Teachers encouraged at Warren convocation

Aug. 16, 2013 @ 06:19 PM

WARRENTON — Tyronna Hooker, the 2011-2012 North Carolina Teacher of the Year, gave a cheering audience in the Warren County Middle School gymnasium examples of the importance of their work with young people.

She spoke at the Warren County Schools 2013-2014 Convocation on Friday as the staff embarked on a new school year.

“You are the window pane the student looks through,” Hooker said. “You may not live to know the difference you made in a child’s life. Just make sure it’s a positive difference.”

Hooker said she originally prepared for a career in criminal justice. She said she had worked on death row and with prisoners incarcerated for 10 to 20 years. Then she went to work in a middle school, where “I was allowed to spend my time with the future.”

She urged the veteran teachers to share their experience with the new teachers, and suggested that the new teachers might help the veterans with emerging technologies.

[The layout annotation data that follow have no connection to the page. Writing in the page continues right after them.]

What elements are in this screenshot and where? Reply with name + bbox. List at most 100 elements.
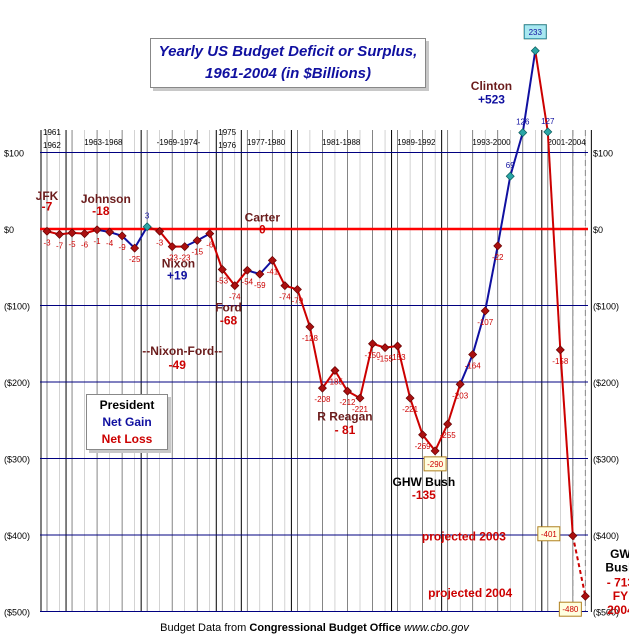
y-tick-label-left: ($100) <box>4 302 30 312</box>
data-label: -164 <box>465 361 482 370</box>
legend-gain: Net Gain <box>102 415 152 429</box>
y-tick-label-right: $100 <box>593 149 613 159</box>
data-point <box>117 231 127 241</box>
data-label: -150 <box>365 351 382 360</box>
series-segment <box>446 383 462 425</box>
annotation-label: Nixon <box>162 256 195 270</box>
series-segment <box>308 326 324 389</box>
data-point <box>555 345 565 355</box>
data-label: -290 <box>427 460 444 469</box>
data-label: -9 <box>119 243 127 252</box>
data-point <box>493 241 503 251</box>
data-label: -1 <box>94 237 102 246</box>
data-label: -23 <box>166 254 178 263</box>
series-segment <box>208 233 224 270</box>
annotation-label: Clinton <box>471 79 512 93</box>
data-label: -74 <box>229 293 241 302</box>
data-label: -15 <box>191 247 203 256</box>
series-segment <box>571 535 587 597</box>
annotation-label: FY <box>613 589 628 603</box>
series-segment <box>221 268 236 287</box>
data-label: 126 <box>516 118 530 127</box>
data-point <box>217 265 227 275</box>
data-point <box>42 226 52 236</box>
data-point <box>355 393 365 403</box>
footer-credit: Budget Data from Congressional Budget Of… <box>0 622 629 634</box>
era-label: 1977-1980 <box>247 138 286 147</box>
data-label: -203 <box>452 391 469 400</box>
series-segment <box>396 345 412 399</box>
data-point <box>505 171 515 181</box>
annotation-label: - 81 <box>335 423 356 437</box>
data-point <box>418 430 428 440</box>
data-label: -23 <box>179 254 191 263</box>
data-point <box>530 46 540 56</box>
legend-loss: Net Loss <box>101 432 153 446</box>
data-point <box>267 255 277 265</box>
data-point <box>205 229 215 239</box>
annotation-label: -7 <box>42 200 53 214</box>
data-label: -59 <box>254 281 266 290</box>
annotation-label: -68 <box>220 314 238 328</box>
data-point <box>430 446 440 456</box>
footer-url: www.cbo.gov <box>404 622 469 634</box>
era-label: -1969-1974- <box>157 138 201 147</box>
series-segment <box>296 289 311 328</box>
footer-source: Congressional Budget Office <box>249 622 401 634</box>
data-label: -480 <box>562 605 579 614</box>
data-label: -7 <box>56 241 64 250</box>
data-label: -212 <box>339 398 356 407</box>
data-point <box>543 127 553 137</box>
y-tick-label-right: ($300) <box>593 455 619 465</box>
data-label: -53 <box>216 277 228 286</box>
annotation-label: Carter <box>245 210 281 224</box>
y-tick-label-left: ($200) <box>4 378 30 388</box>
data-label: 233 <box>529 28 543 37</box>
data-point <box>518 128 528 138</box>
annotation-label: -18 <box>92 204 110 218</box>
chart-title-line2: 1961-2004 (in $Billions) <box>205 65 371 82</box>
data-point <box>255 269 265 279</box>
data-point <box>330 366 340 376</box>
series-segment <box>459 354 474 385</box>
series-segment <box>234 269 249 287</box>
series-segment <box>534 50 549 132</box>
data-point <box>230 281 240 291</box>
data-point <box>142 222 152 232</box>
data-label: -107 <box>477 318 494 327</box>
series-segment <box>496 176 512 247</box>
data-label: -5 <box>68 240 76 249</box>
data-label: -401 <box>541 530 558 539</box>
data-point <box>67 228 77 238</box>
data-label-box <box>558 601 582 617</box>
annotation-label: JFK <box>36 189 59 203</box>
data-point <box>55 229 65 239</box>
data-label-box <box>423 456 447 472</box>
annotation-label: projected 2003 <box>422 529 506 543</box>
annotation-label: GHW Bush <box>393 475 456 489</box>
data-label: -158 <box>552 357 569 366</box>
data-label: -6 <box>206 241 214 250</box>
annotation-label: Bush <box>605 561 629 575</box>
era-label: 1962 <box>43 141 61 150</box>
data-label: -221 <box>402 405 419 414</box>
legend-box: President Net Gain Net Loss <box>86 394 168 450</box>
annotation-label: 0 <box>259 223 266 237</box>
y-tick-label-left: $100 <box>4 149 24 159</box>
data-point <box>155 226 165 236</box>
annotation-label: -135 <box>412 488 436 502</box>
annotation-label: Ford <box>215 301 242 315</box>
data-label-box <box>537 526 561 542</box>
y-tick-label-right: ($500) <box>593 608 619 618</box>
data-point <box>167 242 177 252</box>
data-point <box>455 379 465 389</box>
annotation-label: GW <box>610 547 629 561</box>
series-segment <box>471 310 487 355</box>
data-label: -255 <box>440 431 457 440</box>
y-tick-label-left: ($500) <box>4 608 30 618</box>
series-segment <box>484 245 499 312</box>
series-segment <box>509 132 524 177</box>
annotation-label: --Nixon-Ford-- <box>142 344 222 358</box>
data-point <box>92 225 102 235</box>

But most of all Hooker emphasized the key role educators play in the lives of young people.

“On your worst day, there is someone who needs you,” she said.

Hooker now works for Teach for America.

Superintendent Ray Spain was frank with the teachers about the obstacles they face.

“We’ve got a lot of challenges,” he said. “It was a terrible year in the General Assembly.”

He said the district has lost 8½ teachers and there are no funds for staff development or textbooks.

“I hate to tell you but it’s the truth,” Spain said. “But we’ll do what we’ve always done. We’ll do the best with what we have.”

Spain emphasized the innovations Warren County Schools has begun to prepare students for competition in a global economy.

He also provided the staff with some good news. He pointed out that the legislature did not offer pay raises for teachers.

“What you got last year is what you’ll get this year,” Spain said.

However, the county commissioners provided some additional funding. The local supplement, which has been suspended in recent years, will be partially restored, he said. For teachers, one-half of the local supplement will be restored, and for administrators, one-third will be restored.

Full-time classified personnel will receive a one-time bonus of $300. Half-time classified personnel will receive $150.

“These extra dollars are not coming from Raleigh,” he said, “but from your school board and the county commissioners.”

State Superintendent of Public Instruction June Atkinson urged the school staff to be tough.

“We need to be tough enough to have high standards,” she said. “We must be steadfast and resilient.”

She used as an example of resilience her husband’s desire to go skydiving at the North Pole, telling the audience, “After making sure that I was the beneficiary on his life insurance, I said, ‘Go for it, Bill.’”

The Warren County High School Junior ROTC color guard presented the American and North Carolina flags. Almena Mayes sang the National Anthem.

Entertainment was provided by the award-winning WCHS “Steel Stix” Drumline.

Portia Hawes, president of the Warren Education Foundation, presented checks for mini-grants to seven teachers and two schoolwide grants totaling $5,930.

Platform guests included state Sen. Angela Bryant; Betty Jo Shepheard, representing U.S. Sen. Richard Burr; Michael Jones, representing U.S. Sen. Kay Hagan; Bertadean Baker, chairwoman of the Warren County Board of Commissioners; and Neal Bullock of World View.